The statute was the subject of much debate before and after its enactment. Proponents anticipated that the statute would provide relief for certain defective foreclosure titles where the foreclosed borrower no longer occupies the subject property. Opponents believe that the statute “tries to sweep illegal foreclosures under the rug”. Either way, Massachusetts folks have been anticipating Massachusetts cases interpreting the statute. On July 27, 2017 the Land Court issued one of its first decisions interpreting the new law. Kenney v. Brown et al, MISC 16-000530.
In Kenney the Borrower filed a Complaint challenging the validity of a 2007 foreclosure. The Complaint was filed within the one-year grace period. The Borrower challenged the validity of the foreclosure because the mortgage assignment to the foreclosing lender was recorded after the foreclosure sale. An affidavit of sale pursuant to Mass. Gen. Laws c. 244, 15 was recorded in 2007. In 2016 plaintiff recorded an affidavit pursuant to Mass. Gen. Laws c. 183 s. 5B identifying the record title documents including the post-sale Assignment that created the defect in title, but the Complaint was not recorded with the registry of deeds until January 19, 2017. The Land Court evaluated whether or not an action challenging the foreclosure lies, notwithstanding that the Complaint was not recorded within the one-year grace period.
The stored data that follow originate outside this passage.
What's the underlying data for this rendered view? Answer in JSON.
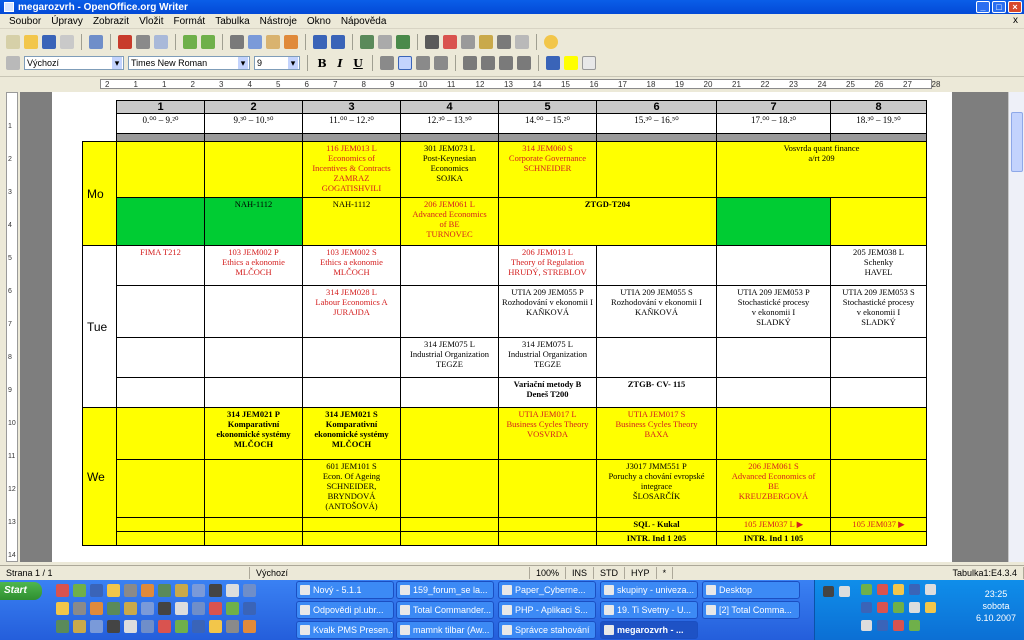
{
  "window": {
    "title": "megarozvrh - OpenOffice.org Writer"
  },
  "menu": [
    "Soubor",
    "Úpravy",
    "Zobrazit",
    "Vložit",
    "Formát",
    "Tabulka",
    "Nástroje",
    "Okno",
    "Nápověda"
  ],
  "menu_close": "x",
  "format_bar": {
    "style": "Výchozí",
    "font": "Times New Roman",
    "size": "9",
    "bold": "B",
    "italic": "I",
    "underline": "U"
  },
  "ruler": [
    "2",
    "1",
    "1",
    "2",
    "3",
    "4",
    "5",
    "6",
    "7",
    "8",
    "9",
    "10",
    "11",
    "12",
    "13",
    "14",
    "15",
    "16",
    "17",
    "18",
    "19",
    "20",
    "21",
    "22",
    "23",
    "24",
    "25",
    "26",
    "27",
    "28"
  ],
  "vruler": [
    "1",
    "2",
    "3",
    "4",
    "5",
    "6",
    "7",
    "8",
    "9",
    "10",
    "11",
    "12",
    "13",
    "14"
  ],
  "table": {
    "columns": [
      "1",
      "2",
      "3",
      "4",
      "5",
      "6",
      "7",
      "8"
    ],
    "times": [
      "0.⁰⁰ – 9.²⁰",
      "9.³⁰ – 10.⁵⁰",
      "11.⁰⁰ – 12.²⁰",
      "12.³⁰ – 13.⁵⁰",
      "14.⁰⁰ – 15.²⁰",
      "15.³⁰ – 16.⁵⁰",
      "17.⁰⁰ – 18.²⁰",
      "18.³⁰ – 19.⁵⁰"
    ],
    "days": {
      "mo": "Mo",
      "tue": "Tue",
      "we": "We"
    },
    "mo1": {
      "c3": [
        "116   JEM013   L",
        "Economics of",
        "Incentives & Contracts",
        "ZAMRAZ",
        "GOGATISHVILI"
      ],
      "c4": [
        "301   JEM073   L",
        "Post-Keynesian",
        "Economics",
        "SOJKA"
      ],
      "c5": [
        "314   JEM060   S",
        "Corporate Governance",
        "SCHNEIDER"
      ],
      "c7": [
        "Vosvrda quant finance",
        "a/rt 209"
      ]
    },
    "mo2": {
      "c2": "NAH-1112",
      "c3": "NAH-1112",
      "c4": [
        "206   JEM061   L",
        "Advanced Economics",
        "of BE",
        "TURNOVEC"
      ],
      "c56": "ZTGD-T204"
    },
    "tue1": {
      "c1": "FIMA T212",
      "c2": [
        "103   JEM002   P",
        "Ethics a ekonomie",
        "MLČOCH"
      ],
      "c3": [
        "103   JEM002   S",
        "Ethics a ekonomie",
        "MLČOCH"
      ],
      "c5": [
        "206   JEM013   L",
        "Theory of Regulation",
        "HRUDÝ, STREBLOV"
      ],
      "c8": [
        "205   JEM038   L",
        "Schenky",
        "HAVEL"
      ]
    },
    "tue2": {
      "c3": [
        "314   JEM028   L",
        "Labour Economics A",
        "JURAJDA"
      ],
      "c5": [
        "UTIA 209   JEM055   P",
        "Rozhodování v ekonomii I",
        "KAŇKOVÁ"
      ],
      "c6": [
        "UTIA 209   JEM055   S",
        "Rozhodování v ekonomii I",
        "KAŇKOVÁ"
      ],
      "c7": [
        "UTIA 209   JEM053   P",
        "Stochastické procesy",
        "v ekonomii I",
        "SLADKÝ"
      ],
      "c8": [
        "UTIA 209   JEM053   S",
        "Stochastické procesy",
        "v ekonomii I",
        "SLADKÝ"
      ]
    },
    "tue3": {
      "c4": [
        "314   JEM075   L",
        "Industrial Organization",
        "TEGZE"
      ],
      "c5": [
        "314   JEM075   L",
        "Industrial Organization",
        "TEGZE"
      ]
    },
    "tue4": {
      "c5": [
        "Variační metody B",
        "Deneš T200"
      ],
      "c6": "ZTGB- CV- 115"
    },
    "we1": {
      "c2": [
        "314   JEM021   P",
        "Komparativní",
        "ekonomické systémy",
        "MLČOCH"
      ],
      "c3": [
        "314   JEM021   S",
        "Komparativní",
        "ekonomické systémy",
        "MLČOCH"
      ],
      "c5": [
        "UTIA   JEM017   L",
        "Business Cycles Theory",
        "VOSVRDA"
      ],
      "c6": [
        "UTIA   JEM017   S",
        "Business Cycles Theory",
        "BAXA"
      ]
    },
    "we2": {
      "c3": [
        "601   JEM101   S",
        "Econ. Of Ageing",
        "SCHNEIDER,",
        "BRYNDOVÁ",
        "(ANTOŠOVÁ)"
      ],
      "c6": [
        "J3017   JMM551   P",
        "Poruchy a chování evropské",
        "integrace",
        "ŠLOSARČÍK"
      ],
      "c7": [
        "206   JEM061   S",
        "Advanced Economics of",
        "BE",
        "KREUZBERGOVÁ"
      ]
    },
    "we3": {
      "c6": "SQL - Kukal",
      "c7": "105   JEM037   L",
      "c8": "105   JEM037"
    },
    "we4": {
      "c6": "INTR. Ind 1 205",
      "c7": "INTR. Ind 1 105"
    }
  },
  "status": {
    "page": "Strana 1 / 1",
    "style": "Výchozí",
    "zoom": "100%",
    "ins": "INS",
    "std": "STD",
    "hyp": "HYP",
    "star": "*",
    "table": "Tabulka1:E4.3.4"
  },
  "taskbar": {
    "start": "Start",
    "tasks": [
      "Nový - 5.1.1",
      "159_forum_se la...",
      "Paper_Cyberne...",
      "skupiny - univeza...",
      "Desktop",
      "Odpovědi pl.ubr...",
      "Total Commander...",
      "PHP - Aplikaci S...",
      "19. Ti Svetny - U...",
      "[2] Total Comma...",
      "Kvalk PMS Presen...",
      "mamnk tilbar (Aw...",
      "Správce stahování",
      "megarozvrh - ..."
    ],
    "clock_time": "23:25",
    "clock_day": "sobota",
    "clock_date": "6.10.2007"
  },
  "colors": {
    "yellow": "#ffff00",
    "green": "#00cc33",
    "red_text": "#d42020"
  }
}
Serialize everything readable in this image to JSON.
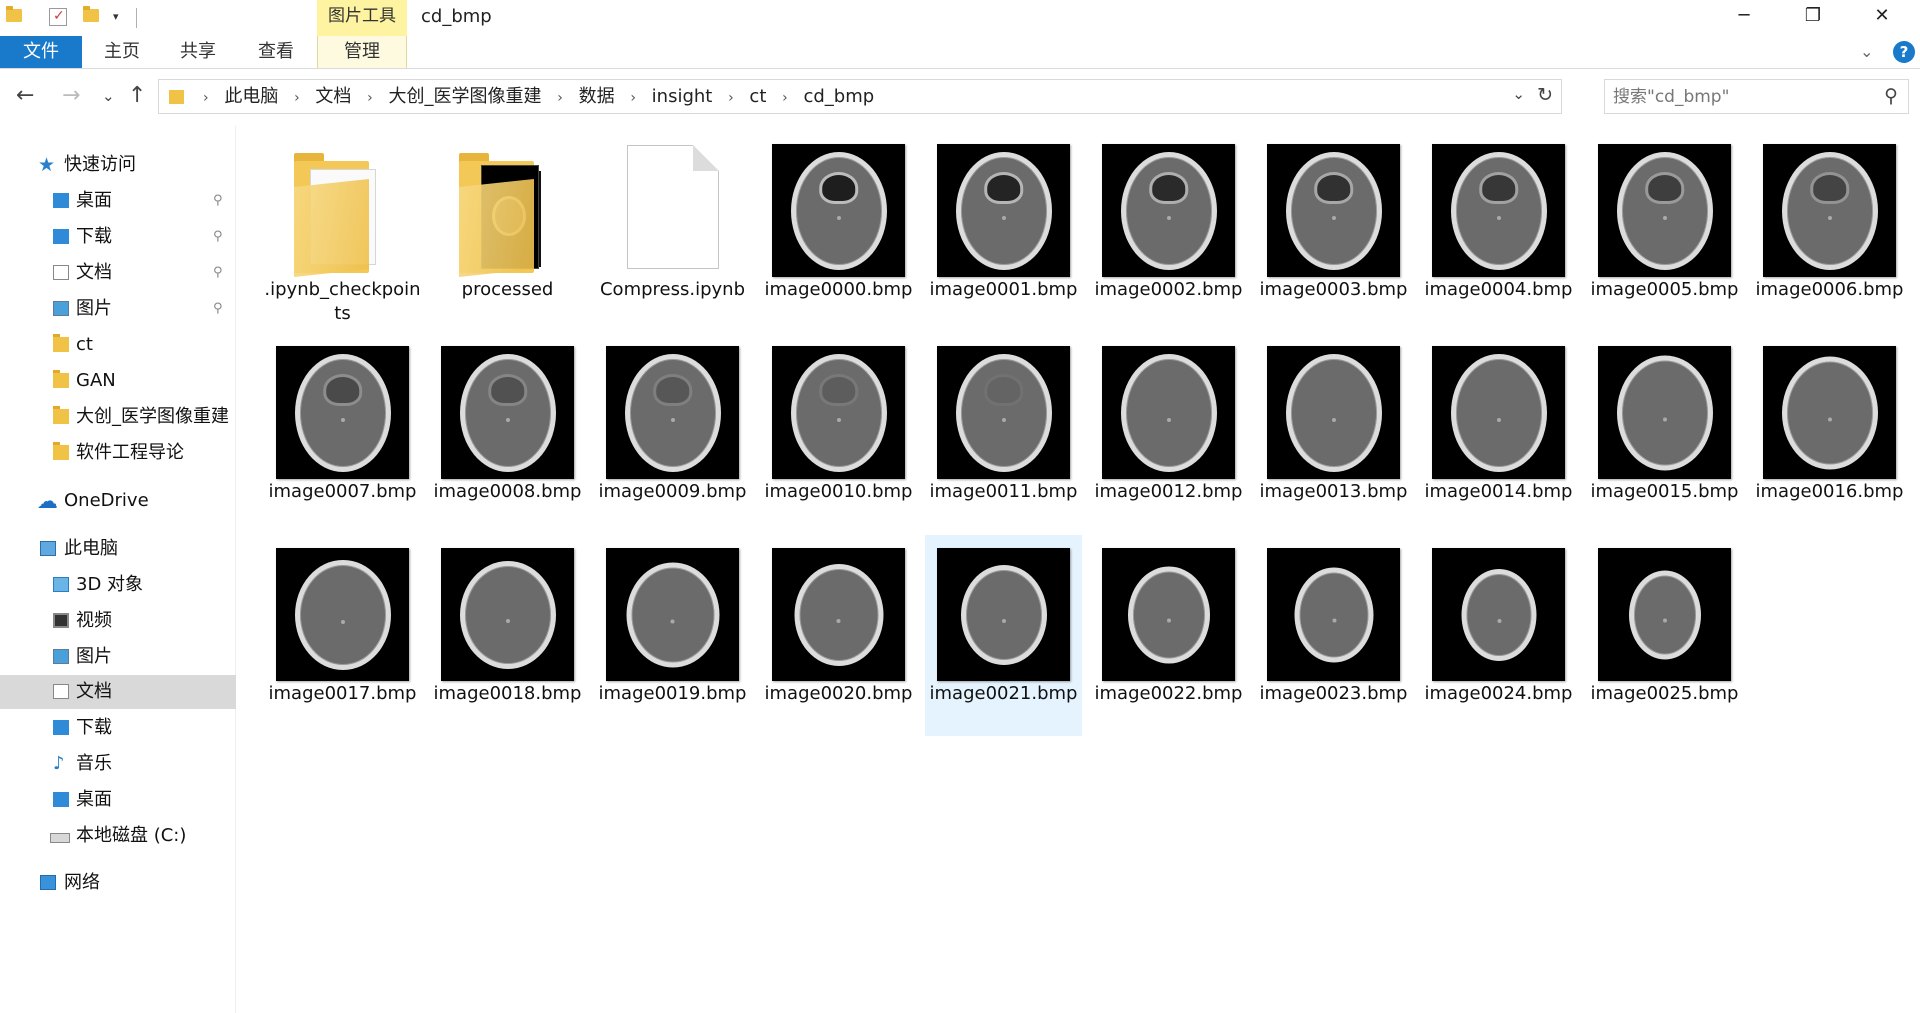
{
  "window": {
    "title": "cd_bmp",
    "context_tab_header": "图片工具",
    "minimize_glyph": "─",
    "maximize_glyph": "❐",
    "close_glyph": "✕"
  },
  "ribbon": {
    "tabs": [
      {
        "label": "文件"
      },
      {
        "label": "主页"
      },
      {
        "label": "共享"
      },
      {
        "label": "查看"
      },
      {
        "label": "管理"
      }
    ],
    "help_glyph": "?",
    "expand_glyph": "⌄"
  },
  "address": {
    "back_glyph": "←",
    "forward_glyph": "→",
    "recent_glyph": "⌄",
    "up_glyph": "↑",
    "crumbs": [
      "此电脑",
      "文档",
      "大创_医学图像重建",
      "数据",
      "insight",
      "ct",
      "cd_bmp"
    ],
    "separator": "›",
    "dropdown_glyph": "⌄",
    "refresh_glyph": "↻"
  },
  "search": {
    "placeholder": "搜索\"cd_bmp\"",
    "icon": "search-icon"
  },
  "nav": {
    "quick_access": "快速访问",
    "quick_items": [
      {
        "label": "桌面",
        "pinned": true,
        "icon": "desktop-icon"
      },
      {
        "label": "下载",
        "pinned": true,
        "icon": "download-icon"
      },
      {
        "label": "文档",
        "pinned": true,
        "icon": "document-icon"
      },
      {
        "label": "图片",
        "pinned": true,
        "icon": "picture-icon"
      },
      {
        "label": "ct",
        "pinned": false,
        "icon": "folder-icon"
      },
      {
        "label": "GAN",
        "pinned": false,
        "icon": "folder-icon"
      },
      {
        "label": "大创_医学图像重建",
        "pinned": false,
        "icon": "folder-icon"
      },
      {
        "label": "软件工程导论",
        "pinned": false,
        "icon": "folder-icon"
      }
    ],
    "onedrive": "OneDrive",
    "this_pc": "此电脑",
    "pc_items": [
      {
        "label": "3D 对象",
        "icon": "3d-objects-icon"
      },
      {
        "label": "视频",
        "icon": "video-icon"
      },
      {
        "label": "图片",
        "icon": "picture-icon"
      },
      {
        "label": "文档",
        "icon": "document-icon",
        "selected": true
      },
      {
        "label": "下载",
        "icon": "download-icon"
      },
      {
        "label": "音乐",
        "icon": "music-icon"
      },
      {
        "label": "桌面",
        "icon": "desktop-icon"
      },
      {
        "label": "本地磁盘 (C:)",
        "icon": "drive-icon"
      }
    ],
    "network": "网络",
    "pin_glyph": "📌"
  },
  "files": [
    {
      "name": ".ipynb_checkpoints",
      "kind": "folder"
    },
    {
      "name": "processed",
      "kind": "folder-images"
    },
    {
      "name": "Compress.ipynb",
      "kind": "file"
    },
    {
      "name": "image0000.bmp",
      "kind": "image"
    },
    {
      "name": "image0001.bmp",
      "kind": "image"
    },
    {
      "name": "image0002.bmp",
      "kind": "image"
    },
    {
      "name": "image0003.bmp",
      "kind": "image"
    },
    {
      "name": "image0004.bmp",
      "kind": "image"
    },
    {
      "name": "image0005.bmp",
      "kind": "image"
    },
    {
      "name": "image0006.bmp",
      "kind": "image"
    },
    {
      "name": "image0007.bmp",
      "kind": "image"
    },
    {
      "name": "image0008.bmp",
      "kind": "image"
    },
    {
      "name": "image0009.bmp",
      "kind": "image"
    },
    {
      "name": "image0010.bmp",
      "kind": "image"
    },
    {
      "name": "image0011.bmp",
      "kind": "image"
    },
    {
      "name": "image0012.bmp",
      "kind": "image"
    },
    {
      "name": "image0013.bmp",
      "kind": "image"
    },
    {
      "name": "image0014.bmp",
      "kind": "image"
    },
    {
      "name": "image0015.bmp",
      "kind": "image"
    },
    {
      "name": "image0016.bmp",
      "kind": "image"
    },
    {
      "name": "image0017.bmp",
      "kind": "image"
    },
    {
      "name": "image0018.bmp",
      "kind": "image"
    },
    {
      "name": "image0019.bmp",
      "kind": "image"
    },
    {
      "name": "image0020.bmp",
      "kind": "image"
    },
    {
      "name": "image0021.bmp",
      "kind": "image",
      "selected": true
    },
    {
      "name": "image0022.bmp",
      "kind": "image"
    },
    {
      "name": "image0023.bmp",
      "kind": "image"
    },
    {
      "name": "image0024.bmp",
      "kind": "image"
    },
    {
      "name": "image0025.bmp",
      "kind": "image"
    }
  ],
  "colors": {
    "file_tab": "#1979ca",
    "context_tab": "#fdf3a0",
    "selection": "#e5f3ff",
    "nav_selection": "#d9d9d9",
    "folder": "#f0c347"
  }
}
The Borrower claimed that the requirements of the Act were satisfied because the Complaint was filed within the one-year grace period and a c. 183 s. 5B Affidavit was recorded within the grace period. The Borrower also argued that defendants had actual knowledge of the Complaint before the deadline; and that defendants’ defense based on the Act was waived because it was not asserted in pleadings as an affirmative defense.
The Land Court disagreed and concluded that the Complaint is barred by the Act. The Court held that the 5B Affidavit does not satisfy the recording requirement of the Act. The Court looked to the “plain language” of the statute. Commencement of the action and recording the complaint are both required. The recording of the Complaint with the registry of deeds is an unambiguous requirement that is necessary to file a timely suit.
The Land Court also ruled that the Act is a statute of repose, not an affirmative defense. If a foreclosure challenge is not timely asserted and recorded, no cause of action lies. It is an “outer limit” on the right to bring an action and is “measured from the date of recording the affidavit of sale, not from the date that a claim accrues”.
More cases involving the new Massachusetts Foreclosure Title Clearing Statute are certainly on the horizon.